FIFA has been roiled by a slew of corruption scandals in the past year that have spooked sponsors, who pay millions to be associated with the World Cup, sport’s most-watched event.

“We are seriously thinking about not renewing our partnership with FIFA beyond 2014,” Boutros Boutros, Emirates’s divisional senior vice president of corporate communications, said in an interview with Australia’s B&T Media yesterday.

FIFA said it’s trying to clarify the comments with Emirates, though it generally has a “very positive relationship with all of our commercial affiliates and media rights licensees.” The organization cited in a statement today “the confidence” shown by other sponsors which have extended contracts until the 2022 World Cup. FIFA generated about $4 billion from television and marketing contracts for the last World Cup, held in South Africa in 2010. It’s sold out its global sponsorship packages for the next tournament in Brazil in 2014.

Eight-Year Contract

Emirates signed an eight-year contract with FIFA in 2006 worth $195 million. Along with other lead partners, including Adidas AG, Sony Corp., Visa Inc. and Coca-Cola Co., it expressed concern about claims of impropriety within the organization in May when FIFA’s presidential election was tainted by allegations of vote-buying. That followed claims of wrongdoing against members of the executive who voted for where the World Cup would be staged in 2018 and 2022.

“As a sponsor you expect they will come and write to you in the middle of the issue or at the end of it,” Boutros was quoted as saying by B&T Media. “To them they act as if it’s nothing for sponsors. For us, in our history of sponsorship, it is the only event that when it happened our clients started writing to us saying ‘why do you support this organization?’”

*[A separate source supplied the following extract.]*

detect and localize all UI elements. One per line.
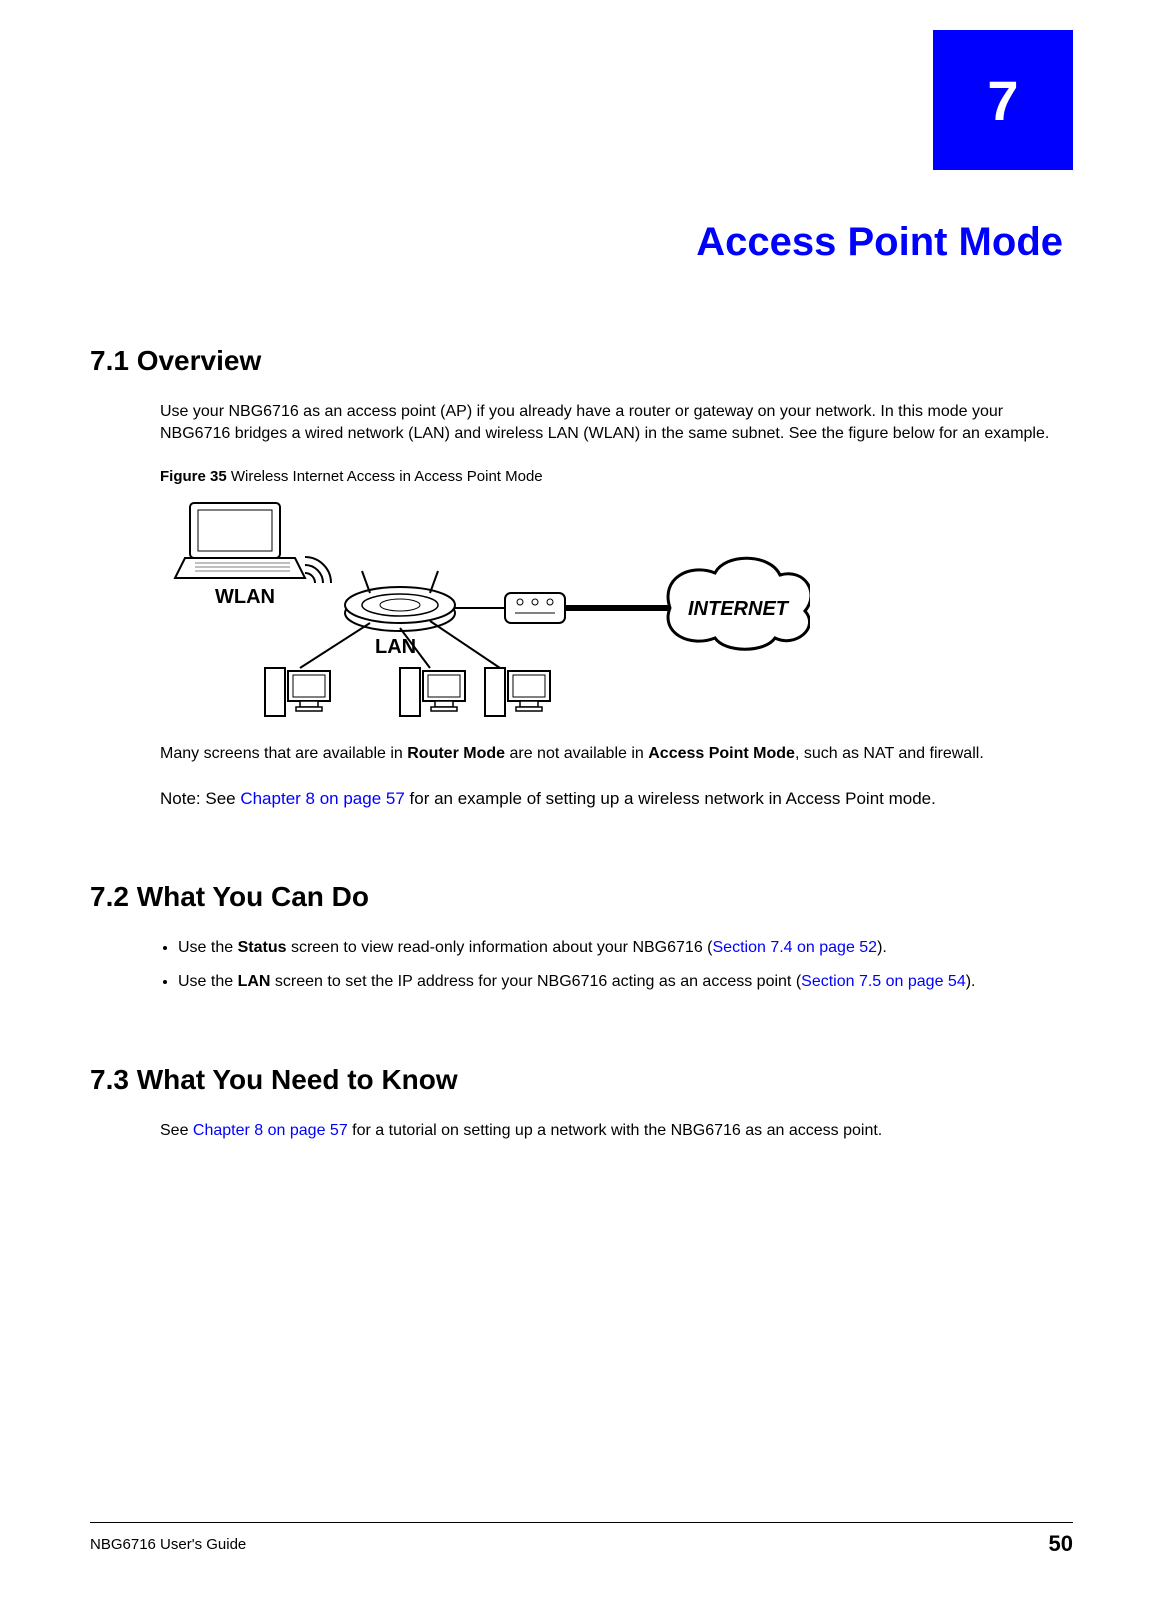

FIFA President Sepp Blatter announced a raft of anti- corruption measures last month, promising to cleanse the organization by 2013. He’s been president since 1998. Blatter was re-elected after his sole challenger Mohamed Bin Hammam quit after he was accused of bribing voters in the Caribbean. Bin Hammam is now appealing the life ban from the sport he received.

“We don’t get into politics but we believe the situation with FIFA went beyond an internal problem and became much bigger,” Boutros said.

The airline today said in a statement that it has “not yet commenced discussions with FIFA on the extension of our partnership agreement beyond 2014. Discussions will begin in due course.”